Would be grateful for any help/advice!
I'm working on a multi effect for saxophone using Bela. I already have a few effects working well. One of those is a time-domain pitch-shifter using amdf as described in this paper:
This pitchshifting algorithm works rather well and I feel the responsiveness and low latency is muuch better than some other pitchshifting effects I've tried. But I stumbled upon the PSOLA algorithm and was intrigued that it supposedly keeps the formants of the signal!
So I read up a bit on the PSOLA algorithm and took a try at implementing it in the BELA. I now have something that works. Kinda...
But. There are some things that aren't totally clear to me.
The "pitch marks". Must they be positioned on a high energy peak and if so, why? I'm currently using the amdf for the pitch tracking and it won't find peaks in the periodic signal.

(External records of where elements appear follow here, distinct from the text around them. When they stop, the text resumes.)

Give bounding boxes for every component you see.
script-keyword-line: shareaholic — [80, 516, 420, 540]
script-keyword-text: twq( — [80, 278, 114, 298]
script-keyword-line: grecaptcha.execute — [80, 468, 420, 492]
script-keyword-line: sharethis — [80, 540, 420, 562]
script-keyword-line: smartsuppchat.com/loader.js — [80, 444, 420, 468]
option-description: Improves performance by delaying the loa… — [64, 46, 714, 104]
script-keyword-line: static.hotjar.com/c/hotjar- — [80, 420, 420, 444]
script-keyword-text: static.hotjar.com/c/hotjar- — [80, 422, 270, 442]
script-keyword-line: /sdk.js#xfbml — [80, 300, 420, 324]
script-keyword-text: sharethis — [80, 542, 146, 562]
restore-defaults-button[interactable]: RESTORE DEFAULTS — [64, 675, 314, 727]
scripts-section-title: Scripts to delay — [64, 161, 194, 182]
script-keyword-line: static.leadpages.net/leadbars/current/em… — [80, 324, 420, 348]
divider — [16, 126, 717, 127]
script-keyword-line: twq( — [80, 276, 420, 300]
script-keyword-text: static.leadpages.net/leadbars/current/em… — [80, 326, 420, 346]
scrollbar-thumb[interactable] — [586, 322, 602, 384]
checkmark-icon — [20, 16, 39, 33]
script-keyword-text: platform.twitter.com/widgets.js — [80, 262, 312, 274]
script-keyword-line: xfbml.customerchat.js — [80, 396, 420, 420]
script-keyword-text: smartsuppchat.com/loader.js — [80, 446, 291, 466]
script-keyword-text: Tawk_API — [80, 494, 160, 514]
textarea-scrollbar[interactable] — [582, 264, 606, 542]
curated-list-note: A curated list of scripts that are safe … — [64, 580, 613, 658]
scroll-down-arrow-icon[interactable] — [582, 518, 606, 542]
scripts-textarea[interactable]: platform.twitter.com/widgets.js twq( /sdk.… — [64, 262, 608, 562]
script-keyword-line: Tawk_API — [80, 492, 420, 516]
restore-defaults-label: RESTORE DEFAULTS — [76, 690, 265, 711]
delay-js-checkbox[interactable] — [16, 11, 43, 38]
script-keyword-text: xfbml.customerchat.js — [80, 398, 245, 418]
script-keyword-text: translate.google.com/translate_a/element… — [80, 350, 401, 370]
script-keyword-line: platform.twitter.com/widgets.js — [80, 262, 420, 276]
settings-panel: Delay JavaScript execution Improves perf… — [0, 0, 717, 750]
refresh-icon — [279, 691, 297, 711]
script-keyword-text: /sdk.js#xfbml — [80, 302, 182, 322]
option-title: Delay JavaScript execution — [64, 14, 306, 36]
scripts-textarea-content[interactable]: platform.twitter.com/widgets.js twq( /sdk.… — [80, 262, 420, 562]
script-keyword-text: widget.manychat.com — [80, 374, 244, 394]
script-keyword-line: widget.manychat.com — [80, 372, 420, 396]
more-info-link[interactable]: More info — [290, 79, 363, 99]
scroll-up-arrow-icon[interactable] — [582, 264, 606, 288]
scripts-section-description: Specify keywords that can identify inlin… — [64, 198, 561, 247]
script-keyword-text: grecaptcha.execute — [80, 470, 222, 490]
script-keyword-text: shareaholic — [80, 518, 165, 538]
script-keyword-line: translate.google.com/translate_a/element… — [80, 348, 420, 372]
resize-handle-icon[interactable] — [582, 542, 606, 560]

The grains/splices/segments. Must/should they be 2 periods long as I've read in many places? Why? Should it always be a new grain for every period, regardless of grain size (i.e. with a grain size of 2 periods, there would always be two grains overlapping)?
The windowing of the grains. Must/should it be the same window regardless of distance between grains, or does it make sense to aim for crossfadeish between grains? Or at least make the grainsize/window larger when the grains are far apart? As of now, a down shift of two octaves, will introduce a lot of zero samples between the grains.
Intuitively I have a feeling that the windowing/grain size is key in creating the pitch shift. I was considering the case of a grain/window size of 3 periods and a pitch ratio of 0.5 (shifting down 1 octave). This would have the combined grains overlap by exactly one period, basically resulting in no pitch shift.
Would be happy to get some better understanding of this. Grateful for any help!